20/12/2025
La peur de partir : quand rester fait plus mal que partir
« Je sais que je ne suis plus heureuse…mais je n’arrive pas à partir. » Cette phrase, je l’entends très souvent en cabinet. Et elle ne concerne pas seulement les couples : elle parle aussi de travail, de famille, de lieux de vie, de situations devenues toxiques. La peur de partir n’est pas un manque de courage. C’est un conflit intérieur profond.
Pourquoi est-ce si difficile de partir ?
La peur de l’insécurité matérielle : finances, logement, peur de ne pas s’en sortir seul(e), dépendance économique. Même malheureux(se), le connu rassure plus que l’inconnu.
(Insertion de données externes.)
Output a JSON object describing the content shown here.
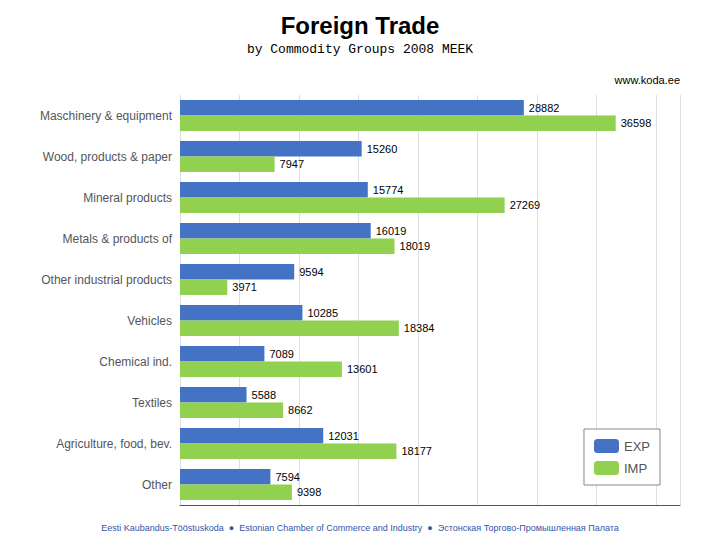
{
  "chart_data": {
    "type": "bar",
    "orientation": "horizontal",
    "title": "Foreign Trade",
    "subtitle": "by Commodity Groups 2008 MEEK",
    "annotations": [
      "www.koda.ee",
      "Eesti Kaubandus-Tööstuskoda  ●  Estonian Chamber of Commerce and Industry  ●  Эстонская Торгово-Промышленная Палата"
    ],
    "categories": [
      "Maschinery & equipment",
      "Wood, products & paper",
      "Mineral products",
      "Metals & products of",
      "Other industrial products",
      "Vehicles",
      "Chemical ind.",
      "Textiles",
      "Agriculture, food, bev.",
      "Other"
    ],
    "series": [
      {
        "name": "EXP",
        "color": "#4472C4",
        "values": [
          28882,
          15260,
          15774,
          16019,
          9594,
          10285,
          7089,
          5588,
          12031,
          7594
        ]
      },
      {
        "name": "IMP",
        "color": "#92D050",
        "values": [
          36598,
          7947,
          27269,
          18019,
          3971,
          18384,
          13601,
          8662,
          18177,
          9398
        ]
      }
    ],
    "xlim": [
      0,
      42000
    ],
    "xticks": [
      0,
      5000,
      10000,
      15000,
      20000,
      25000,
      30000,
      35000,
      40000
    ],
    "grid": true,
    "legend": "lower right",
    "data_labels": true,
    "tick_labels": "y"
  }
}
La culpabilité : culpabilité de faire souffrir l’autre, culpabilité envers les enfants, culpabilité de « briser » quelque chose, culpabilité d’être égoïste. Beaucoup ont appris que se choisir = faire du mal.
Les croyances inconscientes : « Je n’ai pas le droit d’être heureuse », « Je dois tenir », « C’est à moi de faire des efforts », « Je ne trouverai pas mieux ». Ces croyances sont souvent anciennes, parfois transgénérationnelles.
La peur du regard des autres : famille, entourage, société, image à préserver. Partir, c’est parfois perdre une identité… même si elle fait souffrir.
L’attachement traumatique : Quand il y a eu : espoirs répétés, montagnes russes émotionnelles, alternance de douleur et de moments d’accalmie. Le lien devient addictif, même destructeur.
Le manque d’estime de soi : Quand on ne se sent pas digne : d’amour sain, de respect, de stabilité. On reste… par peur de ne rien mériter de mieux.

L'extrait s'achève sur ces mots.